Inference on a linear combination of regression coefficients

koenvandenberge commented 1 year ago

Hi,

When running the LinDA workflow, output is provided that focusses on inference of each individual regression coefficient separately. For example, if I'd be having a design with two treatments x each at two timepoints t, the standard LinDA output using a ~x*t design allows me to perform inference on x, t and x:t. However, say I am interested in assessing the treatment effect in the second timepoint, this would amount to testing the sum of regression coefficients x + x:t. How should one go about this when using LinDA?

zhouhj1994 commented 1 year ago

Hi,

Suppose the two treatments are called "g1" and "g2", the two timepoints are "t1" and "t2"。Denote by alpha1, alpha2, and alpha3 the regression coefficients of x, t and x:t, respectively. Let beta = alpha1 + alpha2 + alpha3.

Then the effect of (g2, t1) is the regression coefficient of x (alpha1), the effect of (g1, t2) is the regression coefficient of t (alpha2), and the effect of (g2, t2) would be the sum of the regression coefficients of x, t and x:t (beta).

Let z-score s=beta/sd(beta), where sd(beta)=sqrt(var(alpha1+alpha2+alpha3))=sqrt(var(alpha1)+var(alpha2)+var(alpha3)+2cov(alpha1,alpha2)+2cov(alpha1,alpha3)+2cov(alpha2,alpha3)). These variances and covariances can be obtained from the LinDA output. Then the significance of beta can be evaluated by the p-value converting from the z-score: p = 2P(Z<=-|s|)，where Z is the standard normal distribution.

Thanks.

koenvandenberge commented 1 year ago

Thank you for the swift response. I have a couple of clarification questions.

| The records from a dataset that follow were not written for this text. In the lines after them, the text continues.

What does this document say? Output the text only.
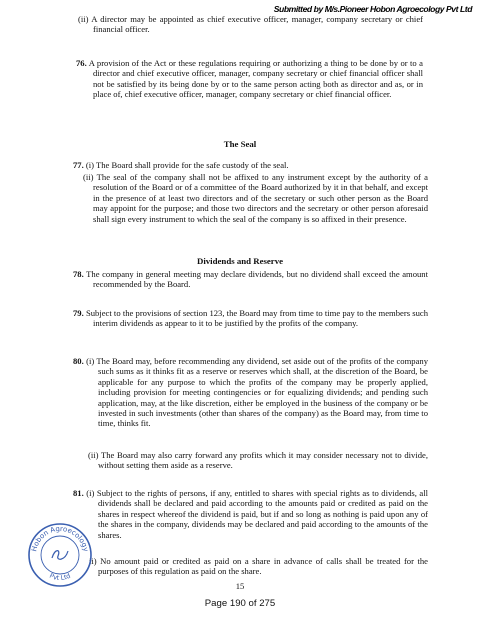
Submitted by M/s.Pioneer Hobon Agroecology Pvt Ltd

(ii) A director may be appointed as chief executive officer, manager, company secretary or chief financial officer.

76. A provision of the Act or these regulations requiring or authorizing a thing to be done by or to a director and chief executive officer, manager, company secretary or chief financial officer shall not be satisfied by its being done by or to the same person acting both as director and as, or in place of, chief executive officer, manager, company secretary or chief financial officer.

The Seal

77. (i) The Board shall provide for the safe custody of the seal.

(ii) The seal of the company shall not be affixed to any instrument except by the authority of a resolution of the Board or of a committee of the Board authorized by it in that behalf, and except in the presence of at least two directors and of the secretary or such other person as the Board may appoint for the purpose; and those two directors and the secretary or other person aforesaid shall sign every instrument to which the seal of the company is so affixed in their presence.

Dividends and Reserve

78. The company in general meeting may declare dividends, but no dividend shall exceed the amount recommended by the Board.

79. Subject to the provisions of section 123, the Board may from time to time pay to the members such interim dividends as appear to it to be justified by the profits of the company.

80. (i) The Board may, before recommending any dividend, set aside out of the profits of the company such sums as it thinks fit as a reserve or reserves which shall, at the discretion of the Board, be applicable for any purpose to which the profits of the company may be properly applied, including provision for meeting contingencies or for equalizing dividends; and pending such application, may, at the like discretion, either be employed in the business of the company or be invested in such investments (other than shares of the company) as the Board may, from time to time, thinks fit.

(ii) The Board may also carry forward any profits which it may consider necessary not to divide, without setting them aside as a reserve.

81. (i) Subject to the rights of persons, if any, entitled to shares with special rights as to dividends, all dividends shall be declared and paid according to the amounts paid or credited as paid on the shares in respect whereof the dividend is paid, but if and so long as nothing is paid upon any of the shares in the company, dividends may be declared and paid according to the amounts of the shares.

ii) No amount paid or credited as paid on a share in advance of calls shall be treated for the purposes of this regulation as paid on the share.

Hobon Agroecology
Pvt Ltd
15
Page 190 of 275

The output from LinDA does not contain an intercept so I was unsure of the regression coefficients' interpretation. If there were no intercept one would expect alpha1 to correspond to the expected value at treatment in time point 1. If there would be an intercept, it would be the difference (on the linear predictor scale) between treatment and control at timepoint 1, as is what seems to be suggested here. What is the design matrix being used in the LinDA models? Treatment coding, sum coding, or something else?
Assuming we have an intercept model (treatment coding), the contrast I am interested in is not $H_0: \alpha_1 + \alpha_2 + \alpha_3 = 0$ as this would be answering the question whether the expected value is different at (g2,t2) versus (g1,t1), using your notation. I am rather interested in $H_0: \alpha_1 + \alpha_3 = 0$, comparing (g2,t2) to (g1,t2). Let $\beta = \alpha_1 + \alpha_3$, then it seems $SD(\beta) = \sqrt{var(\alpha_1) + var(\alpha_3) +2cov(\alpha_1, \alpha_3) }$. Correct?
Assessing contrasts of linear combinations of the regression coefficients seems like a prominent case that would often be of interest. It may be worthwhile to have a function that implements this for the user, with e.g., a matrix denoting the linear combination(s) of interest as input. In our case it could be L = matrix(c(1,0,1),ncol=1).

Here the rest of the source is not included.